While Cameroon is a bilingual country with English and French speakers, the government of President Paul Biya is dominated by French speaking officials. English speaking regions form about 20 per cent of Cameroon’s 23 million population. There has traditionally existed a feeling of disenfranchisement, political and economic discrimination among the English speaking regions. This has usually sparked pockets of protests which reached a crescendo in the beginning of this year. In a bid to quell the protests, the government put pressure on mobile operators and internet service providers to monitor hate speech online before cteutting off internet services in the Anglophone areas.
One of the regions that bore the brunt of the blackout was Buea, the capital city of the South- West region which is the hub of what is christened Silicon Mountain, an area bustling with tech startups and companies hailed as coming up with some of the most innovative solutions in Cameroon. It was a tough time for the tech community, with most of the developers walking up to 70 kilometers to the capital Douala to just access internet. It is estimated that during the blackout, French telecommunication company Orange recorded a dip in revenues with Cameroon losing $4.5 million in economic activity according to data from Access Now.
The tech community united in their resolve to survive and save on the cost of travelling long distances decided to set up a space in a village near the border with the Francophone region that had internet. ActivSpaces, a pioneer tech hub and incubator in Cameroon chaperoned this arrangement. It brought together various startups who together rented a room, set up desks, connected electricity through a generator with each startup bringing their own internet modem. They would take advantage of the proximity of the village to the Francophone region that had internet access. And for the 90 days of the internet shutdown, they managed to keep in touch with the rest of the world while pushing for freedom of speech through a hashtag #Bringbackourinternet which went viral world over. It was an outcry that caught the attention of key figures and institutions including the American Congress, the United Nations, and whistleblower Edward Snowden.
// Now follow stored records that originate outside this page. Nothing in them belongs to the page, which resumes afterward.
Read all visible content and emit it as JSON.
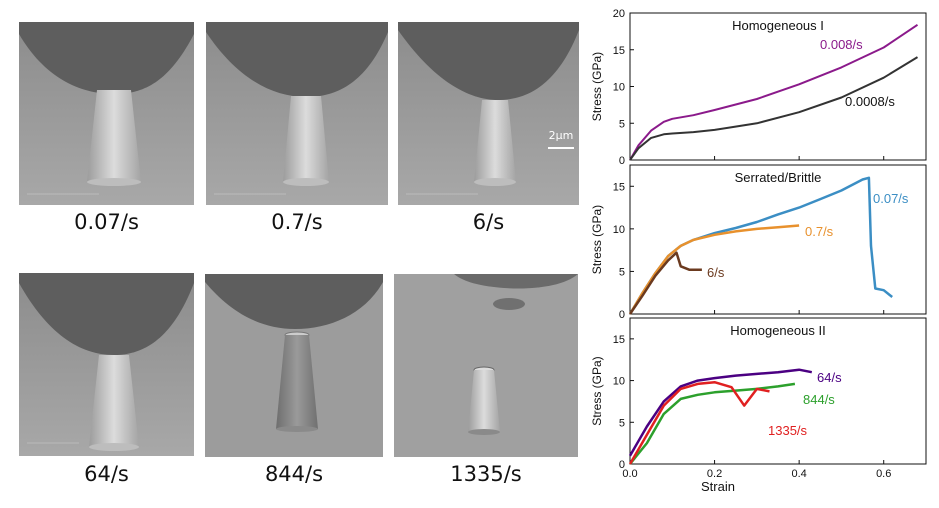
{
  "panels": [
    {
      "label": "0.07/s",
      "scale_bar": ""
    },
    {
      "label": "0.7/s",
      "scale_bar": ""
    },
    {
      "label": "6/s",
      "scale_bar": "2μm"
    },
    {
      "label": "64/s",
      "scale_bar": ""
    },
    {
      "label": "844/s",
      "scale_bar": ""
    },
    {
      "label": "1335/s",
      "scale_bar": ""
    }
  ],
  "chart_data": [
    {
      "type": "line",
      "title": "Homogeneous I",
      "xlabel": "",
      "ylabel": "Stress (GPa)",
      "xlim": [
        0,
        0.7
      ],
      "ylim": [
        0,
        20
      ],
      "yticks": [
        "0",
        "5",
        "10",
        "15",
        "20"
      ],
      "series": [
        {
          "name": "0.008/s",
          "color": "#8b1a8b",
          "x": [
            0,
            0.02,
            0.05,
            0.08,
            0.1,
            0.15,
            0.2,
            0.3,
            0.4,
            0.5,
            0.6,
            0.68
          ],
          "y": [
            0,
            2.0,
            4.0,
            5.2,
            5.6,
            6.1,
            6.8,
            8.3,
            10.3,
            12.6,
            15.3,
            18.4
          ]
        },
        {
          "name": "0.0008/s",
          "color": "#333333",
          "x": [
            0,
            0.02,
            0.05,
            0.08,
            0.1,
            0.15,
            0.2,
            0.3,
            0.4,
            0.5,
            0.6,
            0.68
          ],
          "y": [
            0,
            1.6,
            3.0,
            3.5,
            3.6,
            3.8,
            4.1,
            5.0,
            6.5,
            8.5,
            11.2,
            14.0
          ]
        }
      ]
    },
    {
      "type": "line",
      "title": "Serrated/Brittle",
      "xlabel": "",
      "ylabel": "Stress (GPa)",
      "xlim": [
        0,
        0.7
      ],
      "ylim": [
        0,
        17.5
      ],
      "yticks": [
        "0",
        "5",
        "10",
        "15"
      ],
      "series": [
        {
          "name": "0.07/s",
          "color": "#3b8ec4",
          "x": [
            0,
            0.03,
            0.06,
            0.09,
            0.12,
            0.15,
            0.2,
            0.25,
            0.3,
            0.35,
            0.4,
            0.45,
            0.5,
            0.55,
            0.565,
            0.57,
            0.58,
            0.6,
            0.62
          ],
          "y": [
            0,
            2.5,
            4.8,
            6.8,
            8.0,
            8.7,
            9.5,
            10.1,
            10.8,
            11.7,
            12.5,
            13.5,
            14.5,
            15.8,
            16.0,
            8.0,
            3.0,
            2.8,
            2.0
          ]
        },
        {
          "name": "0.7/s",
          "color": "#e8912d",
          "x": [
            0,
            0.03,
            0.06,
            0.09,
            0.12,
            0.15,
            0.2,
            0.25,
            0.3,
            0.35,
            0.4
          ],
          "y": [
            0,
            2.5,
            4.8,
            6.8,
            8.0,
            8.7,
            9.3,
            9.7,
            10.0,
            10.2,
            10.4
          ]
        },
        {
          "name": "6/s",
          "color": "#6b3a1f",
          "x": [
            0,
            0.03,
            0.06,
            0.09,
            0.11,
            0.12,
            0.14,
            0.17
          ],
          "y": [
            0,
            2.2,
            4.5,
            6.3,
            7.2,
            5.6,
            5.2,
            5.2
          ]
        }
      ]
    },
    {
      "type": "line",
      "title": "Homogeneous II",
      "xlabel": "Strain",
      "ylabel": "Stress (GPa)",
      "xlim": [
        0,
        0.7
      ],
      "ylim": [
        0,
        17.5
      ],
      "xticks": [
        "0.0",
        "0.2",
        "0.4",
        "0.6"
      ],
      "yticks": [
        "0",
        "5",
        "10",
        "15"
      ],
      "series": [
        {
          "name": "64/s",
          "color": "#4b0082",
          "x": [
            0,
            0.04,
            0.08,
            0.12,
            0.16,
            0.2,
            0.25,
            0.3,
            0.35,
            0.4,
            0.43
          ],
          "y": [
            1,
            4.5,
            7.5,
            9.3,
            10.0,
            10.3,
            10.6,
            10.8,
            11.0,
            11.3,
            11.0
          ]
        },
        {
          "name": "844/s",
          "color": "#2ca02c",
          "x": [
            0,
            0.04,
            0.08,
            0.12,
            0.16,
            0.2,
            0.25,
            0.3,
            0.35,
            0.39
          ],
          "y": [
            0,
            2.5,
            6.0,
            7.8,
            8.3,
            8.6,
            8.8,
            9.0,
            9.3,
            9.6
          ]
        },
        {
          "name": "1335/s",
          "color": "#e02020",
          "x": [
            0,
            0.04,
            0.08,
            0.12,
            0.16,
            0.2,
            0.24,
            0.27,
            0.3,
            0.33
          ],
          "y": [
            0,
            3.5,
            7.0,
            9.0,
            9.6,
            9.8,
            9.2,
            7.0,
            9.0,
            8.7
          ]
        }
      ]
    }
  ]
}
The brave acts of the tech community in Cameroon have now inspired more techpreneurs across Africa who have hailed the internet refugee camp initiative as a way to stand up against authoritarian regimes keen on suppressing freedom of speech.
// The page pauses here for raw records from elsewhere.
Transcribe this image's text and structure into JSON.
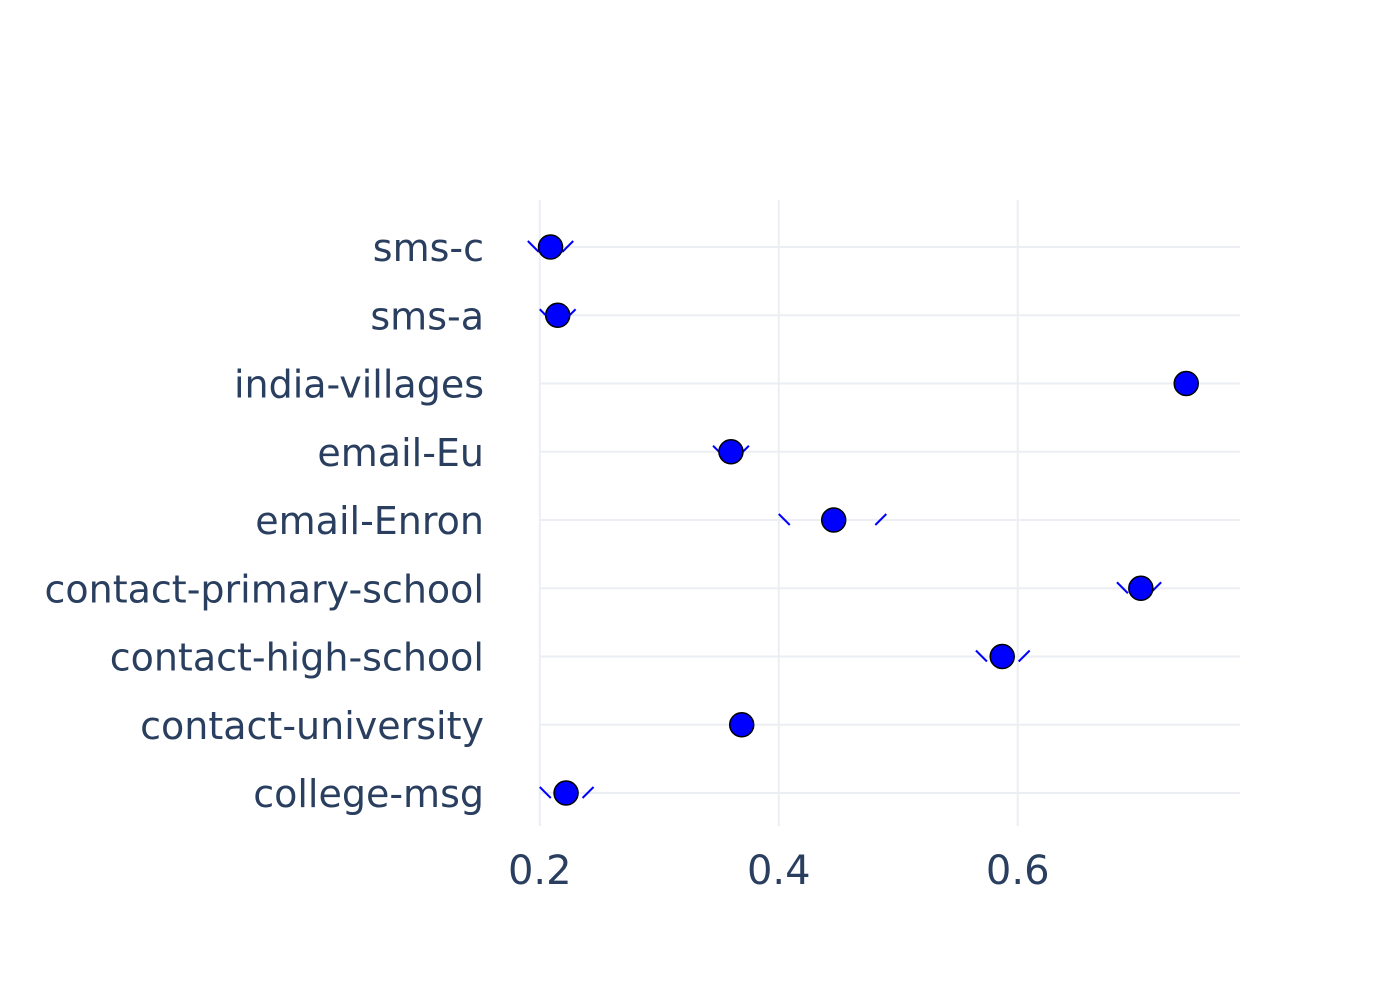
{
  "chart_data": {
    "type": "scatter",
    "orientation": "horizontal",
    "title": "",
    "xlabel": "",
    "ylabel": "",
    "categories": [
      "college-msg",
      "contact-university",
      "contact-high-school",
      "contact-primary-school",
      "email-Enron",
      "email-Eu",
      "india-villages",
      "sms-a",
      "sms-c"
    ],
    "series": [
      {
        "values": [
          0.222,
          0.369,
          0.587,
          0.703,
          0.446,
          0.36,
          0.741,
          0.215,
          0.209
        ],
        "interval_low": [
          0.2,
          0.36,
          0.565,
          0.683,
          0.4,
          0.345,
          0.741,
          0.2,
          0.19
        ],
        "interval_high": [
          0.245,
          0.378,
          0.61,
          0.72,
          0.49,
          0.375,
          0.741,
          0.23,
          0.228
        ]
      }
    ],
    "xlim": [
      0.155,
      0.786
    ],
    "x_ticks": [
      0.2,
      0.4,
      0.6
    ],
    "x_tick_labels": [
      "0.2",
      "0.4",
      "0.6"
    ],
    "grid": true,
    "legend": "none",
    "colors": {
      "marker": "#0000ff",
      "marker_outline": "#000000",
      "interval": "#0000ff",
      "grid": "#ebeef3",
      "text": "#2a3f5f"
    }
  }
}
In Rwanda, a country enjoying a thriving tech space, entrepreneurs in the innovation business that have usually decried suppression of freedom of expression, have hailed the Cameroonian initiative as a brave and a modern way to fight oppression. “The ubiquity of the internet now means that dictators and those hell-bent on suppressing free voices cannot silence these voices anymore. Gone are the days when traditional media would be under the control of authoritarian regimes. Cameroonian example has inspired and set the path for those oppressed to know they can always find a way of voicing their dissent, no matter what,” said Athanus Gahiji an entrepreneur running an online business in Rwanda’s capital Kigali.
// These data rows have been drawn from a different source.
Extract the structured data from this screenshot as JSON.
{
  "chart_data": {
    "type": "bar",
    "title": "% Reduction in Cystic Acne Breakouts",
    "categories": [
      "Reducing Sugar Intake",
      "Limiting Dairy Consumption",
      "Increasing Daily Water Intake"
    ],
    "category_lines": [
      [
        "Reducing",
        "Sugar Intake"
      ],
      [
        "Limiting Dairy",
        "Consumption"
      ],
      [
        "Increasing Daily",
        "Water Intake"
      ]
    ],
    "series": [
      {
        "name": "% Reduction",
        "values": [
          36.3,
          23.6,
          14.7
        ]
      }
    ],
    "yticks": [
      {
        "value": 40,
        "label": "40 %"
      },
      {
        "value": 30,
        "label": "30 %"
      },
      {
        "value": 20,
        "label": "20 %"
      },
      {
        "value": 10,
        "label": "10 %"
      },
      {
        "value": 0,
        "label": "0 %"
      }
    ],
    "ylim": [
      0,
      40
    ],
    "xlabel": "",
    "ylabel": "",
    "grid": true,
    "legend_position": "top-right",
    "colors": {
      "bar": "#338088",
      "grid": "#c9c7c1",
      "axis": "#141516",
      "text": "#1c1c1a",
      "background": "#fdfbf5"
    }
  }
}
Steve Kaikara who works with Ugandan tech startups believes that the 21st-century protests against oppressing governments and dissenting voices especially in Africa will no longer be congregating in the streets where ugly scenes of clashes between them and the police are experienced. “Our internet hashtag in Cameroon and the huge impact it has had including forcing the chest-thumping government to finally end the internet blackout is a classic case study of what we will see in Africa and the world moving forward. The internet is providing a very powerful platform for those who feel oppressed to criticize the powers that be without the fear of reprisals. This is what we need if we are to have thriving democracies,” he said.
And as Africa continues to receive international attention as the home of twenty-first century innovations that are solving local problems from health to agriculture, the internet that is enjoying impressive penetration has become the continent’s panacea to advocate for democracy and ending decades of oppression by autocratic regimes.